Why is this happening?
Maybe, some proponents think, removing a user from a community will reduce the flow of drugs, according to a New York Times piece that investigated the practice. Others adhere to the eye-for-an-eye school of justice. One prosecutor compared it to charging a driver responsible for a fatal collision.
This isn’t an isolated practice.
In 15 states where data was available, The New York Times found more than 1,000 prosecutions or arrests in accidental overdose deaths since 2015. Between 2015 and 2017, the number of cases nearly doubled. Dozens more cases were documented in news reports. In all, overdose prosecutions were found in 36 states, with charges ranging from involuntary manslaughter to first-degree murder.
Rather than treatment, friends, siblings, and partners, themselves addicted and in mourning, receive harsh sentences.
Many of those convicted are serving hard time: A Long Island woman whose best friend texted her from a business trip asking for heroin was sentenced to six years after he died taking the drugs she sent him. A former pipe fitter in Minnesota who shot speedballs with a mother of three got 11 years. A Louisiana man who injected his fiancée — both were addicted, his lawyer said — got life without parole.

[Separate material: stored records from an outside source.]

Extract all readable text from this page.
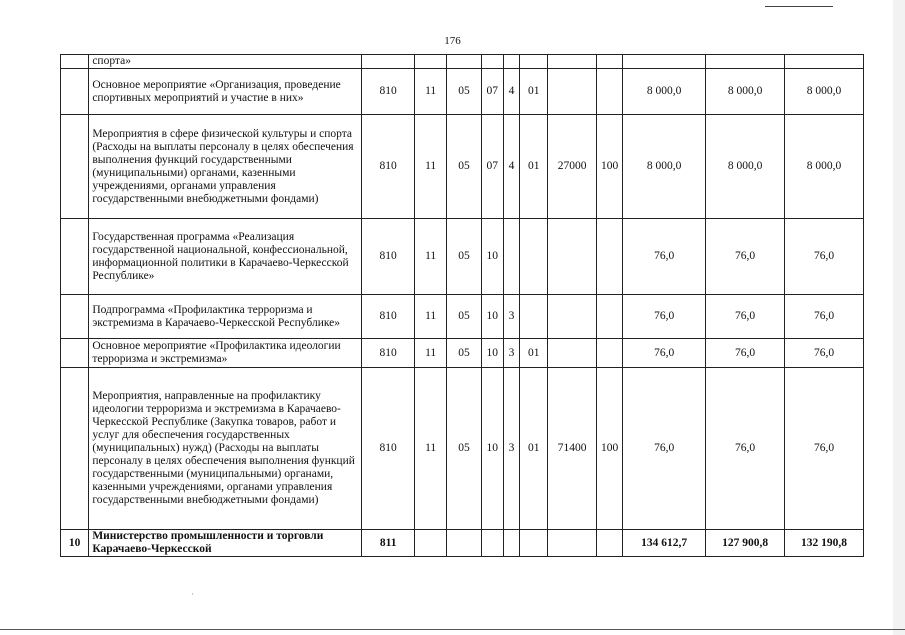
176
	спорта»											
	Основное мероприятие «Организация, проведение спортивных мероприятий и участие в них»	810	11	05	07	4	01			8 000,0	8 000,0	8 000,0
	Мероприятия в сфере физической культуры и спорта (Расходы на выплаты персоналу в целях обеспечения выполнения функций государственными (муниципальными) органами, казенными учреждениями, органами управления государственными внебюджетными фондами)	810	11	05	07	4	01	27000	100	8 000,0	8 000,0	8 000,0
	Государственная программа «Реализация государственной национальной, конфессиональной, информационной политики в Карачаево-Черкесской Республике»	810	11	05	10					76,0	76,0	76,0
	Подпрограмма «Профилактика терроризма и экстремизма в Карачаево-Черкесской Республике»	810	11	05	10	3				76,0	76,0	76,0
	Основное мероприятие «Профилактика идеологии терроризма и экстремизма»	810	11	05	10	3	01			76,0	76,0	76,0
	Мероприятия, направленные на профилактику идеологии терроризма и экстремизма в Карачаево-Черкесской Республике (Закупка товаров, работ и услуг для обеспечения государственных (муниципальных) нужд) (Расходы на выплаты персоналу в целях обеспечения выполнения функций государственными (муниципальными) органами, казенными учреждениями, органами управления государственными внебюджетными фондами)	810	11	05	10	3	01	71400	100	76,0	76,0	76,0
10	Министерство промышленности и торговли Карачаево-Черкесской	811								134 612,7	127 900,8	132 190,8
·
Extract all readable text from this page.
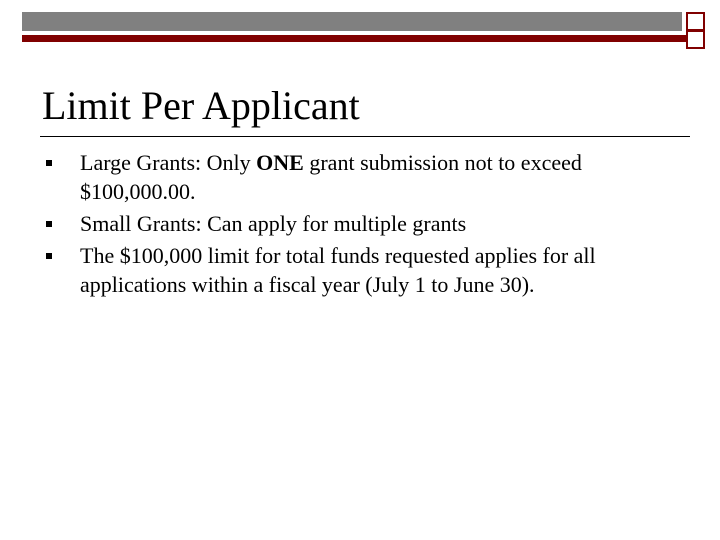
Limit Per Applicant
Large Grants: Only ONE grant submission not to exceed $100,000.00.
Small Grants: Can apply for multiple grants
The $100,000 limit for total funds requested applies for all applications within a fiscal year (July 1 to June 30).
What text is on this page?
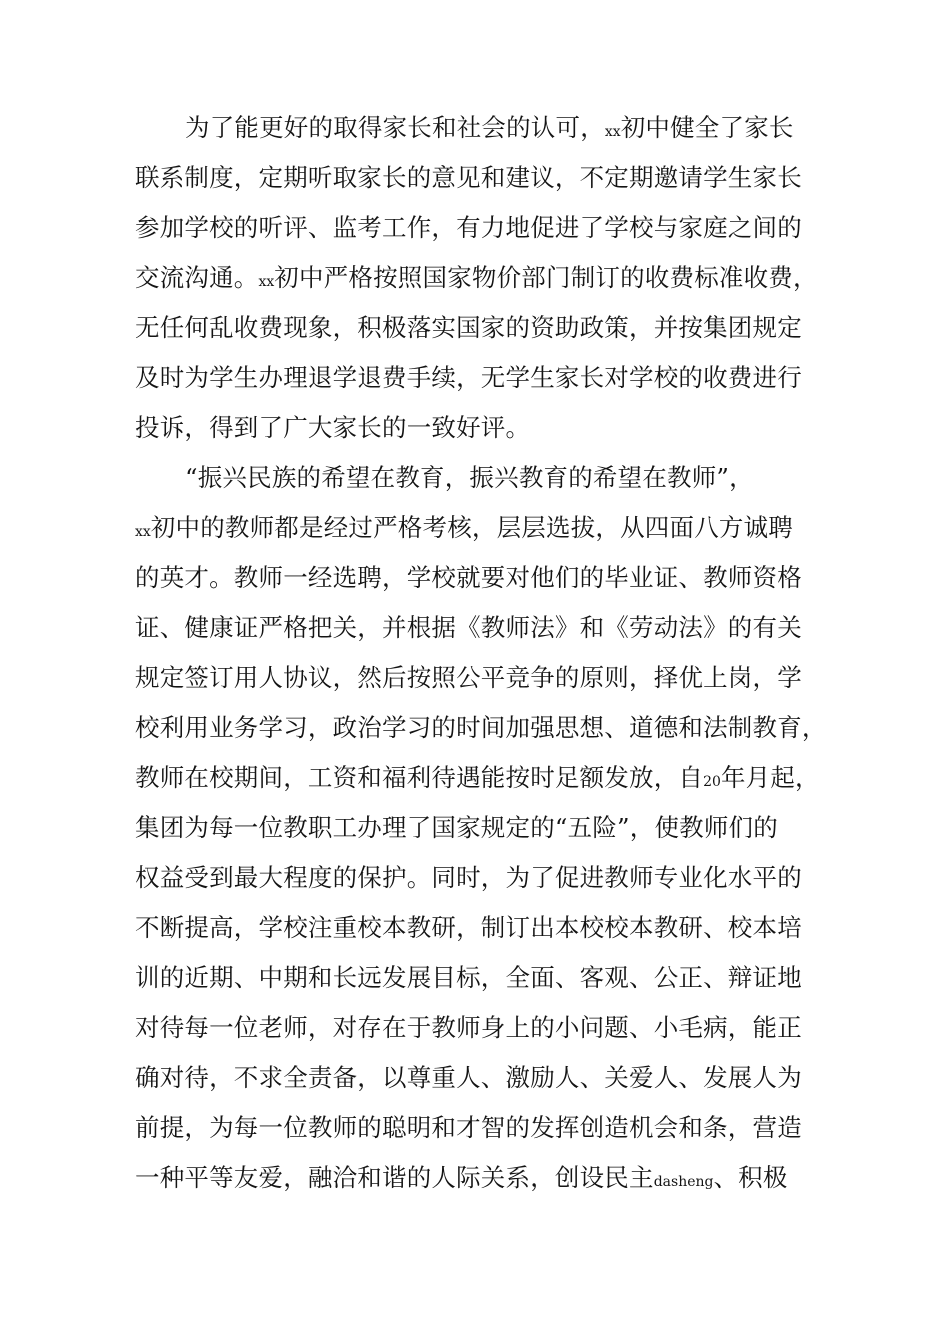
为了能更好的取得家长和社会的认可，xx初中健全了家长
联系制度，定期听取家长的意见和建议，不定期邀请学生家长
参加学校的听评、监考工作，有力地促进了学校与家庭之间的
交流沟通。xx初中严格按照国家物价部门制订的收费标准收费，
无任何乱收费现象，积极落实国家的资助政策，并按集团规定
及时为学生办理退学退费手续，无学生家长对学校的收费进行
投诉，得到了广大家长的一致好评。
“振兴民族的希望在教育，振兴教育的希望在教师”，
xx初中的教师都是经过严格考核，层层选拔，从四面八方诚聘
的英才。教师一经选聘，学校就要对他们的毕业证、教师资格
证、健康证严格把关，并根据《教师法》和《劳动法》的有关
规定签订用人协议，然后按照公平竞争的原则，择优上岗，学
校利用业务学习，政治学习的时间加强思想、道德和法制教育，
教师在校期间，工资和福利待遇能按时足额发放，自20年月起，
集团为每一位教职工办理了国家规定的“五险”，使教师们的
权益受到最大程度的保护。同时，为了促进教师专业化水平的
不断提高，学校注重校本教研，制订出本校校本教研、校本培
训的近期、中期和长远发展目标，全面、客观、公正、辩证地
对待每一位老师，对存在于教师身上的小问题、小毛病，能正
确对待，不求全责备，以尊重人、激励人、关爱人、发展人为
前提，为每一位教师的聪明和才智的发挥创造机会和条，营造
一种平等友爱，融洽和谐的人际关系，创设民主dasheng、积极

In at least one case, the defendant didn’t even intend to provide the drug at fault, fentanyl: He’d bought what he thought was Adderall for his girlfriend. After being charged, he committed suicide.

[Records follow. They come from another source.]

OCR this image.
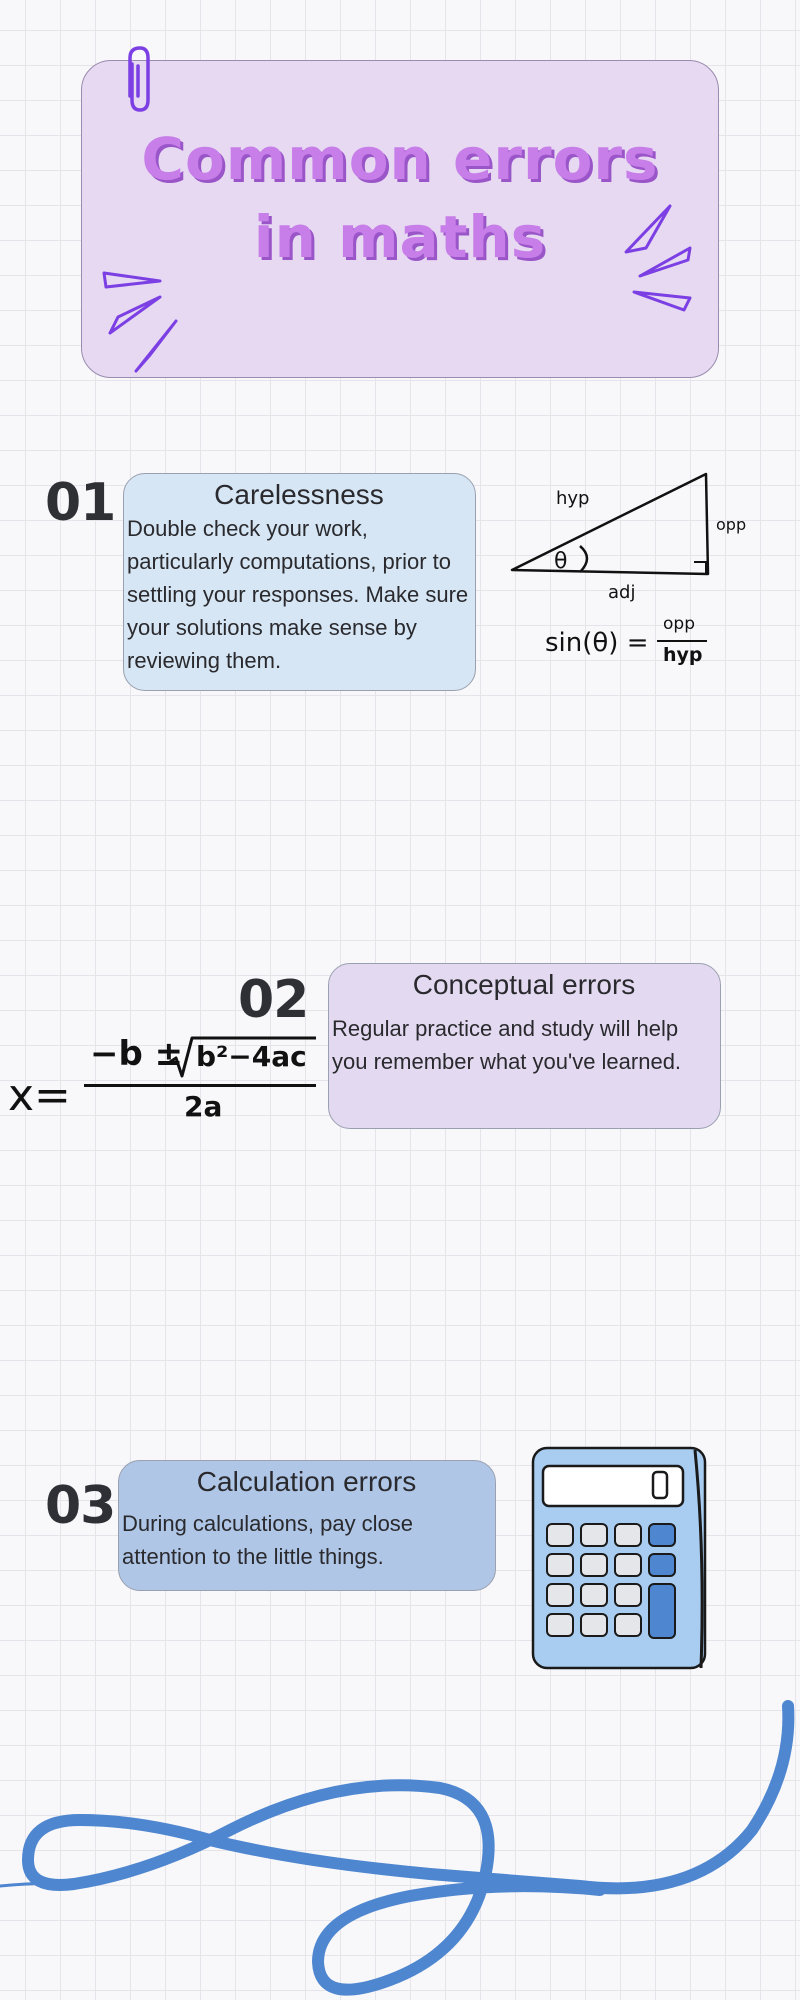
Common errors in maths
01	Carelessness

Double check your work, particularly computations, prior to settling your responses. Make sure your solutions make sense by reviewing them.

θ
hyp
opp
adj
sin(θ) =
opp
hyp
02	Conceptual errors

Regular practice and study will help you remember what you've learned.

x=
−b ± b²−4ac
2a
03	Calculation errors

During calculations, pay close attention to the little things.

Drug delivery laws date to the 1980s; their purpose was to hold drug dealers accountable. But some states, now comfortable using these laws against users who share drugs, are passing new versions of the law with that use in mind.

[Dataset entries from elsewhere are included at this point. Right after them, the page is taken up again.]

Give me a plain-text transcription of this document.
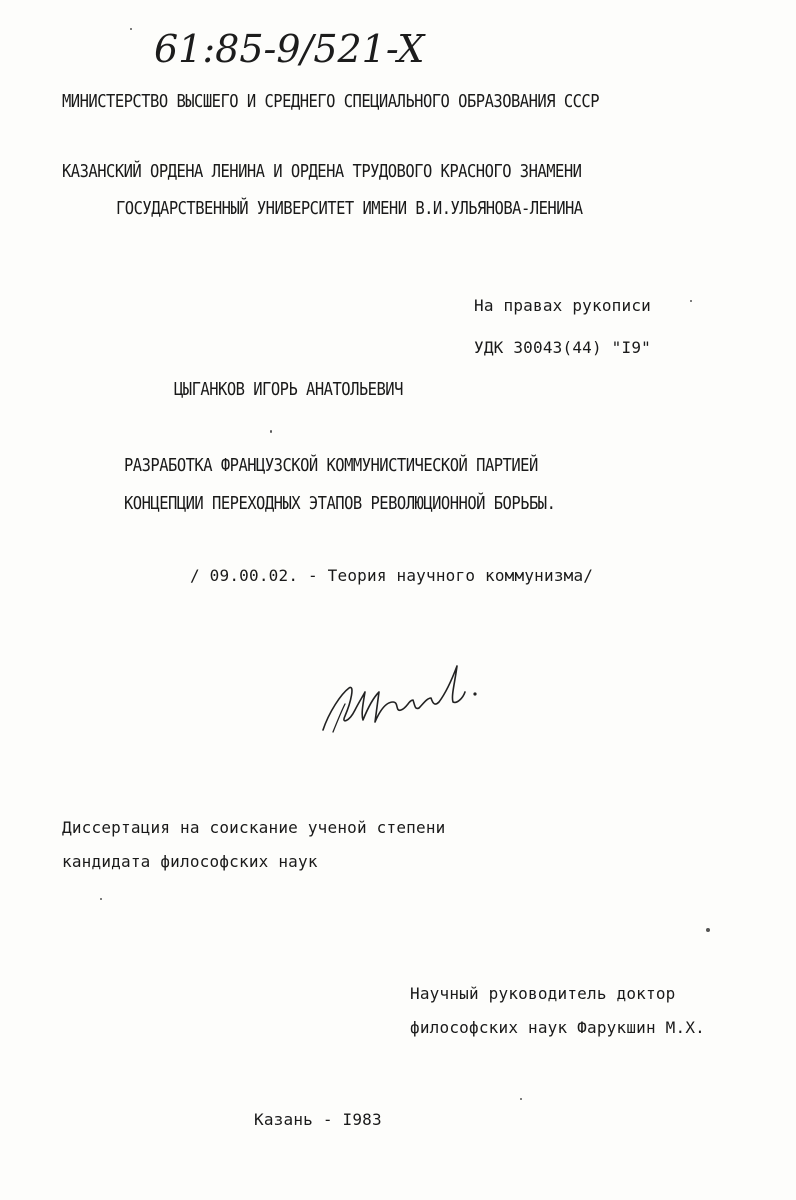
61:85-9/521-X
МИНИСТЕРСТВО ВЫСШЕГО И СРЕДНЕГО СПЕЦИАЛЬНОГО ОБРАЗОВАНИЯ СССР
КАЗАНСКИЙ ОРДЕНА ЛЕНИНА И ОРДЕНА ТРУДОВОГО КРАСНОГО ЗНАМЕНИ
ГОСУДАРСТВЕННЫЙ УНИВЕРСИТЕТ ИМЕНИ В.И.УЛЬЯНОВА-ЛЕНИНА
На правах рукописи
УДК 30043(44) "I9"
ЦЫГАНКОВ ИГОРЬ АНАТОЛЬЕВИЧ
РАЗРАБОТКА ФРАНЦУЗСКОЙ КОММУНИСТИЧЕСКОЙ ПАРТИЕЙ
КОНЦЕПЦИИ ПЕРЕХОДНЫХ ЭТАПОВ РЕВОЛЮЦИОННОЙ БОРЬБЫ.
/ 09.00.02. - Теория научного коммунизма/
Диссертация на соискание ученой степени
кандидата философских наук
Научный руководитель доктор
философских наук Фарукшин М.Х.
Казань - I983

These laws don’t make sense. It’s $33,000 per year on average to imprison someone who may well leave prison with not only the same addiction but a heightened risk of committing a crime. Meanwhile it’s $5,000 to $7,000 to treat addiction with methadone. Even prosecutors who pursue these charges avidly recognize that they have no deterrent effect and they’re not leading to high-level drug dealers.
Then there’s human decency. That, too, would counsel against injudicious overdose prosecutions.